Известна точная дата рождения постсовременной архитектуры: 15 июля 1973 года в американском городе Сент-Луисе был взорван квартал новых благоустроенных домов — воплощение самых прогрессивных идеалов современной архитектуры, в котором никто не хотел жить: слишком стерильно и монотонно выглядело все. В опустевших домах стали гнездиться преступники и от «образцового» квартала решили избавиться.
В Берлине мне показали жилой квартал, построенный по канонам новой архитектуры. Праздничное зрелище, радующее глаз гармонией форм и красок. Дома чем-то напоминают сооружение из детских кубиков, сочетающих стили прежних эпох, удивительно умело и соразмерно подобранных. Отсюда не хочется уходить. Жить в таком квартале не только удобно (все функциональные достижения современного жилища сохранены), но и прямо-таки весело.
Весьма характерна эволюция творчества австрийского писателя Петера Хандке. Он начинал как заядлый авангардист, не признававший ни сюжета, ни художественных образов, ни даже знаков препинания.
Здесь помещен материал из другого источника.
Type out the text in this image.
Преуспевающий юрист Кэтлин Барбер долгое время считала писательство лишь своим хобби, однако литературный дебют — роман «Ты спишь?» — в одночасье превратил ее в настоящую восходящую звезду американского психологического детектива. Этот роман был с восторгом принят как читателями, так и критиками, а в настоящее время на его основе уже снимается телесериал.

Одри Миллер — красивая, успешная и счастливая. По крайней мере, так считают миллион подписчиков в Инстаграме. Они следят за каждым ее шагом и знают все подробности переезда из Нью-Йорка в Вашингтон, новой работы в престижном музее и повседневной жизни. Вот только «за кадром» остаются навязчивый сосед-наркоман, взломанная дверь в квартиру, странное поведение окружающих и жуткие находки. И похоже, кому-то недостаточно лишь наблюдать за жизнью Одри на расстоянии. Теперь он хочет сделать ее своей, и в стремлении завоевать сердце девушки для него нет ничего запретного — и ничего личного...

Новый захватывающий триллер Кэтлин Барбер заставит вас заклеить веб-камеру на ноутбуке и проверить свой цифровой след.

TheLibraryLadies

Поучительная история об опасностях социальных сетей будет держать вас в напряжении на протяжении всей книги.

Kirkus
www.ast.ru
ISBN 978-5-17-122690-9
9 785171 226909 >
А затем перешел вдруг к традиционному реалистическому искусству. Особенно интересна в этом плане его тетралогия с характерным названием «Медленное возвращение домой». Вторая ее часть называется «Уроки гряды Сент-Виктуар» и посвящена в основном творчеству Сезанна, полотна которого автор противопоставляет формалистическим изыскам, искажающим или убивающим красоту искусства. Хандке пишет: «…господствует мнение, что действительность — это скверные ситуации и недобрые события, а искусство только тогда верно следует действительности, когда его главным предметом становится зло… Но почему я не могу больше это видеть, об этом слышать, об этом читать?..» Сезанн импонирует Хандке своим стремлением передать зримую красоту мира, «чистое, праведное».
Интерес Хандке к живописи показателен: именно в этой области искусства сильны противодействия новым устремлениям. Здесь также много говорят о постмодерне, но все это выливается лишь в новую сумятицу формальных приемов, оскорбляющих эстетическое чувство. Неудивительны поэтому призывы применить силу для возвращения искусства к красоте, призванной «спасти мир». Такое довелось мне услышать на собрании художественной интеллигенции в немецком городе Брауншвейге.
Но это уже чистая шигалевщина, украшенная «эстетическими» поправками а lа Петр Верховенский, столь выразительно отвергнутая Достоевским. Петр Верховенский мечтал устроить в России смуту, а затем установить кровавый порядок. Печальнее всего, что в России нашлись «фанатики человеколюбия», которых не оттолкнуло такое «эстетическое препровождение времени» (слова П. Верховенского). Что из этого получилось, мы знаем.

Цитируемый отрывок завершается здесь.